Год тюрьмы утвердил в моем сознании мысль, что нести наказание я обязан. Теперь уже и я сам, словно капитан Устратов, не признавал смягчающих вину обстоятельств, и пребывание в пропагандном лагере Восточного министерства Германии рассматривал как преступление. Не совершив, будучи в плену и за границей, враждебных действий против своего государства, я признавал как вину причастность к особому лагерю Восточного министерства, за это я осуждал себя и в этом раскаивался.

Раскаяние я адресовал к самому себе, осознанная в тюрьме правда стала для меня высшим достижением пережитого.

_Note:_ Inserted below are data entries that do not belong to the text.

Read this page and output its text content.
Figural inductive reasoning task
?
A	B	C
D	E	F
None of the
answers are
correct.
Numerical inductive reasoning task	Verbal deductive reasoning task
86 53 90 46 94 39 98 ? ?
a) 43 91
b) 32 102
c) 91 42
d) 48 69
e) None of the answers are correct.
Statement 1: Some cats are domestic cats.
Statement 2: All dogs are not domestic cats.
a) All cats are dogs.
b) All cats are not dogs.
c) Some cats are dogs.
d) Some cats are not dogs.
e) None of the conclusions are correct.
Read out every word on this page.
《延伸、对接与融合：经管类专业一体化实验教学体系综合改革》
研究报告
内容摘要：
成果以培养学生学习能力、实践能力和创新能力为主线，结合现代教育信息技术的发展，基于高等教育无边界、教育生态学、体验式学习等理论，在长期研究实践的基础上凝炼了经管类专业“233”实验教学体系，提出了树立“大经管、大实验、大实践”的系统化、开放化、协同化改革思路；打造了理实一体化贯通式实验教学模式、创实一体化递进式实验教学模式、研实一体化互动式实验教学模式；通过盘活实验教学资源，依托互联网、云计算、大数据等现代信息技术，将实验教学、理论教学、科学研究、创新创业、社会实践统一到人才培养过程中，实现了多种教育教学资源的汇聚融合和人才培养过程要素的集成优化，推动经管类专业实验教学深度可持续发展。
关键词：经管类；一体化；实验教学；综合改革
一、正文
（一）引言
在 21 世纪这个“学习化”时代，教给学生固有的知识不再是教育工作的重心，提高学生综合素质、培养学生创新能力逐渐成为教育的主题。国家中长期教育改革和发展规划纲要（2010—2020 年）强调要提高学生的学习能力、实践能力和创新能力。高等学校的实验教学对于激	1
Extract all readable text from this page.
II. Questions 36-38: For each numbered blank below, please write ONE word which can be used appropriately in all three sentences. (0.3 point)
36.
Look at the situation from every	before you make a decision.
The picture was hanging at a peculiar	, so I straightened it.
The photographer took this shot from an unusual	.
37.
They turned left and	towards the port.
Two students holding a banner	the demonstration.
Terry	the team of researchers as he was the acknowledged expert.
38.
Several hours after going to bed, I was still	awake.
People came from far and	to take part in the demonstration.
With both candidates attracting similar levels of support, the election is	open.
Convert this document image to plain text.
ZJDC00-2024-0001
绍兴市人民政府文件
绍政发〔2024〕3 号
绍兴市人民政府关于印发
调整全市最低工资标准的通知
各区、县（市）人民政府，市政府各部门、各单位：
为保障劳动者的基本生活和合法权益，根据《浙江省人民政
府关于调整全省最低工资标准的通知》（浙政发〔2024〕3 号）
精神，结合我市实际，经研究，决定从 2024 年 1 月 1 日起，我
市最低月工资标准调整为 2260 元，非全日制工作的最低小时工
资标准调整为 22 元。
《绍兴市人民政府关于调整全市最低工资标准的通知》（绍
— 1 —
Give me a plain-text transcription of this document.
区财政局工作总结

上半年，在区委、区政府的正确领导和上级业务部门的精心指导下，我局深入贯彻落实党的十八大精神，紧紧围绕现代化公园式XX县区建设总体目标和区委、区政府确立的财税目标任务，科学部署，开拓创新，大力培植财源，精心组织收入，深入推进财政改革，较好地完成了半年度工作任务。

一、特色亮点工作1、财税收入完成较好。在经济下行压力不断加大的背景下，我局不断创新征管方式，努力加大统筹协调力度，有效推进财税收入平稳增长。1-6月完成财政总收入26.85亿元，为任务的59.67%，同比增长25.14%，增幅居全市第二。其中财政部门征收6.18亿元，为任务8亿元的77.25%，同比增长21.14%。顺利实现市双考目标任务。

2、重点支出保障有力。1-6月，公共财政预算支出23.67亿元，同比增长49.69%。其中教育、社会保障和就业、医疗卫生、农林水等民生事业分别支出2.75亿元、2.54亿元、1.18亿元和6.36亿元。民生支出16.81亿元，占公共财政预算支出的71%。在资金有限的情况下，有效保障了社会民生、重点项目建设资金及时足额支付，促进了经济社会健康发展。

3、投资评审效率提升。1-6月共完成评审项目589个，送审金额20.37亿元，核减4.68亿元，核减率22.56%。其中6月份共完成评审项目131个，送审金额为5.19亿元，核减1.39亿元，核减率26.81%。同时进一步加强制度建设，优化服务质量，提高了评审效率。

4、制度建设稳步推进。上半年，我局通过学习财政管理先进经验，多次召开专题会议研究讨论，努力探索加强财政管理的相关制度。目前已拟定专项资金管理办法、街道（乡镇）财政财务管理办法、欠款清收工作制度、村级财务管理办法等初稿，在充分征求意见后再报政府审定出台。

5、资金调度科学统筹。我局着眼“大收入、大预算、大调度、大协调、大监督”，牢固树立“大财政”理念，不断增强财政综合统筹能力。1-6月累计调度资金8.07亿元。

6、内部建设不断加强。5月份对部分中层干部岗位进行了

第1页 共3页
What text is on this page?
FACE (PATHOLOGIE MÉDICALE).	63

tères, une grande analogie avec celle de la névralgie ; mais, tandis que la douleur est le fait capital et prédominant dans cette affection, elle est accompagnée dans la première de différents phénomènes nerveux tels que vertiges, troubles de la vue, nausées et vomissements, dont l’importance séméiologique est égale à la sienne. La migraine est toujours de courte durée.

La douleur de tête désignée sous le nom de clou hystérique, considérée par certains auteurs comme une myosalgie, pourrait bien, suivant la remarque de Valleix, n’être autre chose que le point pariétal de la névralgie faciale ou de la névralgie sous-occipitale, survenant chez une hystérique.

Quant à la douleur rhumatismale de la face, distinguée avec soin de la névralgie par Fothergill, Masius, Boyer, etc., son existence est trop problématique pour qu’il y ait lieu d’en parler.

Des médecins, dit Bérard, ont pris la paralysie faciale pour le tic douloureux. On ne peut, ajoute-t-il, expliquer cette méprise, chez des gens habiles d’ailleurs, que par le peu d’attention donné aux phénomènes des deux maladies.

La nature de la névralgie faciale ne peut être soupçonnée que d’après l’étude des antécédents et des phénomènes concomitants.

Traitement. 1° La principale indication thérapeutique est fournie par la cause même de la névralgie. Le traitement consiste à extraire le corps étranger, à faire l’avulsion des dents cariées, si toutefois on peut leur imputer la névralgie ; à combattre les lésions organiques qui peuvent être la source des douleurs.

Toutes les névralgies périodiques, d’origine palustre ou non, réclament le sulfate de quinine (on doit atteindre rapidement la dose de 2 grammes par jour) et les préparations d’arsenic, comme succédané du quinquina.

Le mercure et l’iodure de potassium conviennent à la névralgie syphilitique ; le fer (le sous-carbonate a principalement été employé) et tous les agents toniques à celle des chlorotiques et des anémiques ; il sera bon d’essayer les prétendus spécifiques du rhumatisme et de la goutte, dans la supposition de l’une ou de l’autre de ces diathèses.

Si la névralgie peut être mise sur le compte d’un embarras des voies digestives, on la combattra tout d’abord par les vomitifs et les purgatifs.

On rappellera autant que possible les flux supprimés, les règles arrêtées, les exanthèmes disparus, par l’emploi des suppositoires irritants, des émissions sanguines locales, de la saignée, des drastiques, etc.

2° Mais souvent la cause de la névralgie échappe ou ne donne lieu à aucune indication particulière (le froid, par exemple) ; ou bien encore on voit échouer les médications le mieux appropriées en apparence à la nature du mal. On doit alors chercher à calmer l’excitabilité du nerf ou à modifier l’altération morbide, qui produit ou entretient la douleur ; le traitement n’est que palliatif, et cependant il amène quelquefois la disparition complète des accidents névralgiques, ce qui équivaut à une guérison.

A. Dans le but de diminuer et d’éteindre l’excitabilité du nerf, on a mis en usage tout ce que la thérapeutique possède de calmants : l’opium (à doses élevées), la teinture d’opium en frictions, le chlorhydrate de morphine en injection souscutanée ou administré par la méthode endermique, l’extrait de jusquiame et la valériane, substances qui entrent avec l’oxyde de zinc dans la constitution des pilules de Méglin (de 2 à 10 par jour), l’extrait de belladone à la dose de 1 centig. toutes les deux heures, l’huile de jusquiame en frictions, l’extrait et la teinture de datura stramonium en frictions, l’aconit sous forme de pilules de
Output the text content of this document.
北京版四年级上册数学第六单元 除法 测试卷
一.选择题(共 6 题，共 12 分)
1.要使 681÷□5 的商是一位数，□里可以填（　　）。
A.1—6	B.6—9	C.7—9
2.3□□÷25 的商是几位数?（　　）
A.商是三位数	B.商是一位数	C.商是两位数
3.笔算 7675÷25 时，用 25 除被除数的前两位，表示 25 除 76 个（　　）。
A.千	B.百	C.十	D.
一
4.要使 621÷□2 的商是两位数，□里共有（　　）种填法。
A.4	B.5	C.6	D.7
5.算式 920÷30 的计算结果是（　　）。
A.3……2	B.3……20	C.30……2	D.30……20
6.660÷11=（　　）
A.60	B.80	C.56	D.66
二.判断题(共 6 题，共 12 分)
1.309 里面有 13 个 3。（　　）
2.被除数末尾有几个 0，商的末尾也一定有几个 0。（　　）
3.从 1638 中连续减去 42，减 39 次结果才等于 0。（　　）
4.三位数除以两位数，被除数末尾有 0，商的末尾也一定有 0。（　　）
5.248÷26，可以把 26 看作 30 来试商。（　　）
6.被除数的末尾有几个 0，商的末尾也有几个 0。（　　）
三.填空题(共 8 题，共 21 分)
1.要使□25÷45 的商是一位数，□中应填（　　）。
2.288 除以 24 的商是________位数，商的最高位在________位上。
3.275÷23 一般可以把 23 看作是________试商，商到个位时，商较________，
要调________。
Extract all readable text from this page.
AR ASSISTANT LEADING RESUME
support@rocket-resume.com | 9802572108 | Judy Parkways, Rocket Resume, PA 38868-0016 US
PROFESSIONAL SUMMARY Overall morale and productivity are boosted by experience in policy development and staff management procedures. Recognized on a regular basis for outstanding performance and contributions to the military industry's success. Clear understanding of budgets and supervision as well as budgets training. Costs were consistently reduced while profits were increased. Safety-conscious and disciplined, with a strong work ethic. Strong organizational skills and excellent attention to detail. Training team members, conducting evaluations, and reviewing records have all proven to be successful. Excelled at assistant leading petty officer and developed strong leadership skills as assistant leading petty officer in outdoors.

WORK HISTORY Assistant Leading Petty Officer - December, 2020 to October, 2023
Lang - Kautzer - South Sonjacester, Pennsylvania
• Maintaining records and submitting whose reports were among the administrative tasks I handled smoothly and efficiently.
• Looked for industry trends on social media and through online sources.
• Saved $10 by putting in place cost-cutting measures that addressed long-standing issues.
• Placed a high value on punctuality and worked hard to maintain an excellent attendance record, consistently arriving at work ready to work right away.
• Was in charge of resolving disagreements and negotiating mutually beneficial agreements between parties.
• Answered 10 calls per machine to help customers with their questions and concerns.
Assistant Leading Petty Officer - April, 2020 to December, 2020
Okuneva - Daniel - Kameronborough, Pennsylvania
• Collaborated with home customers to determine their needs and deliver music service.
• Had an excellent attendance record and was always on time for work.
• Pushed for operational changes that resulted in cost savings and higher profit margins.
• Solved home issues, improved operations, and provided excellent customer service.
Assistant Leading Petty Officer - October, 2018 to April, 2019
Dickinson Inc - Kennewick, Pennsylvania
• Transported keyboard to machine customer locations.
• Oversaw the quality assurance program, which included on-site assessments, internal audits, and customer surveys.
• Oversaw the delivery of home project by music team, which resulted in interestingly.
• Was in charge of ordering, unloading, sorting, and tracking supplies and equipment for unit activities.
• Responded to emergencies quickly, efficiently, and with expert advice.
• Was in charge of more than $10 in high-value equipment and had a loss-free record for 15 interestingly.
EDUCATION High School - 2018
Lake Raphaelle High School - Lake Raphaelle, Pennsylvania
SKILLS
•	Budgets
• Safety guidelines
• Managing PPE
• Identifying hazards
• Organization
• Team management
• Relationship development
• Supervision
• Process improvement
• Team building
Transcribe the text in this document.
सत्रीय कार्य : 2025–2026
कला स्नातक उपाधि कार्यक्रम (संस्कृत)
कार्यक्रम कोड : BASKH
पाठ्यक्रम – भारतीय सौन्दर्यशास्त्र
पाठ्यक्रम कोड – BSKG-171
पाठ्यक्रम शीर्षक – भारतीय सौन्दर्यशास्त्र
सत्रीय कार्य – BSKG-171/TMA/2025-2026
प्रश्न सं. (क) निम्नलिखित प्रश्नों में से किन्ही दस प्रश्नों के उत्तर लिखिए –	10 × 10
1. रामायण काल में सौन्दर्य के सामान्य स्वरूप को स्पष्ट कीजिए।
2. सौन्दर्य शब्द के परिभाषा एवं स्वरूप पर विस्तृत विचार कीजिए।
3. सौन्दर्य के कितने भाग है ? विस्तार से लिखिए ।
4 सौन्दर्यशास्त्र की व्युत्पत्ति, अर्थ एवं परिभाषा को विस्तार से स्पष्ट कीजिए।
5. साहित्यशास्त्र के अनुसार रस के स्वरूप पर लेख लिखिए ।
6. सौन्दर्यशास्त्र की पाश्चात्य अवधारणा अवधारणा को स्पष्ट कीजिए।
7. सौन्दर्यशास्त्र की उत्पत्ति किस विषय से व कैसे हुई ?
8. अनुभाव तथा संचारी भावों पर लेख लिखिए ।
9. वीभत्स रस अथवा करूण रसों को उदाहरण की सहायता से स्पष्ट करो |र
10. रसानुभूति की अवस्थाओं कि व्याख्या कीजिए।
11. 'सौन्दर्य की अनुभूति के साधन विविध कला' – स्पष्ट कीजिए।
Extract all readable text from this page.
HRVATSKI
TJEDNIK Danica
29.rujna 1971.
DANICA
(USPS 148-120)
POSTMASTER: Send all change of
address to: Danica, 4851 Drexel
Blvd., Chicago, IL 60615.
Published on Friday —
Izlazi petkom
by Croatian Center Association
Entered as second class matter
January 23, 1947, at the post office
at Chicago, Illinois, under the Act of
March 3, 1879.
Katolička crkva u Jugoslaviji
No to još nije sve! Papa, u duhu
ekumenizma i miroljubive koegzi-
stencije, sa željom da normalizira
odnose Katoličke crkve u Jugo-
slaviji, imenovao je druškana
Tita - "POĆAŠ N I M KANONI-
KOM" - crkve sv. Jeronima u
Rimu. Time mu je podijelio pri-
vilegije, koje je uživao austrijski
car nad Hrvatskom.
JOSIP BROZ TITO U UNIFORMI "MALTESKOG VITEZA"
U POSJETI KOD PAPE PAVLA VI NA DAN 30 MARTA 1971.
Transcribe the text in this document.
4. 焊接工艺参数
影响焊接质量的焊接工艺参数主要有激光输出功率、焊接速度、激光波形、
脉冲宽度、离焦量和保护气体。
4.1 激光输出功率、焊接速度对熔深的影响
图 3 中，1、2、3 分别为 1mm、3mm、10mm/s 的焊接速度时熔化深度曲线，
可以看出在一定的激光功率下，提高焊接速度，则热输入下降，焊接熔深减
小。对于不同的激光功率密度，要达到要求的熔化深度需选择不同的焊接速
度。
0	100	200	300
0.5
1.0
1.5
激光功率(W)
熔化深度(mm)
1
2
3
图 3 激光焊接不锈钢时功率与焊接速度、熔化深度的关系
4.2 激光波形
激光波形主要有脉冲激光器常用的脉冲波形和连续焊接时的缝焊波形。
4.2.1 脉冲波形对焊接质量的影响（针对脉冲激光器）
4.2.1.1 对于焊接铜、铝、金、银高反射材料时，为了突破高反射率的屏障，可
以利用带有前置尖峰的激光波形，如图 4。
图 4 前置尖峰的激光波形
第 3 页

Мне казалось, что режим стоит на охране этой правды, утверждает ее, я и не знал, что это лишь плод моей фантазии. Прошло всего несколько лет, и все мои выводы и ложные представления развалились — преступления режима предстали во всем многообразии его безжалостной сути.

Жизнь могла бы сложиться и иначе, если бы в основание Закона были заложены поиск истины и соблюдение прав человека. Тогда свой оправдательный приговор я мог бы и должен был получить в зале суда, но в те годы таких решений не выносили.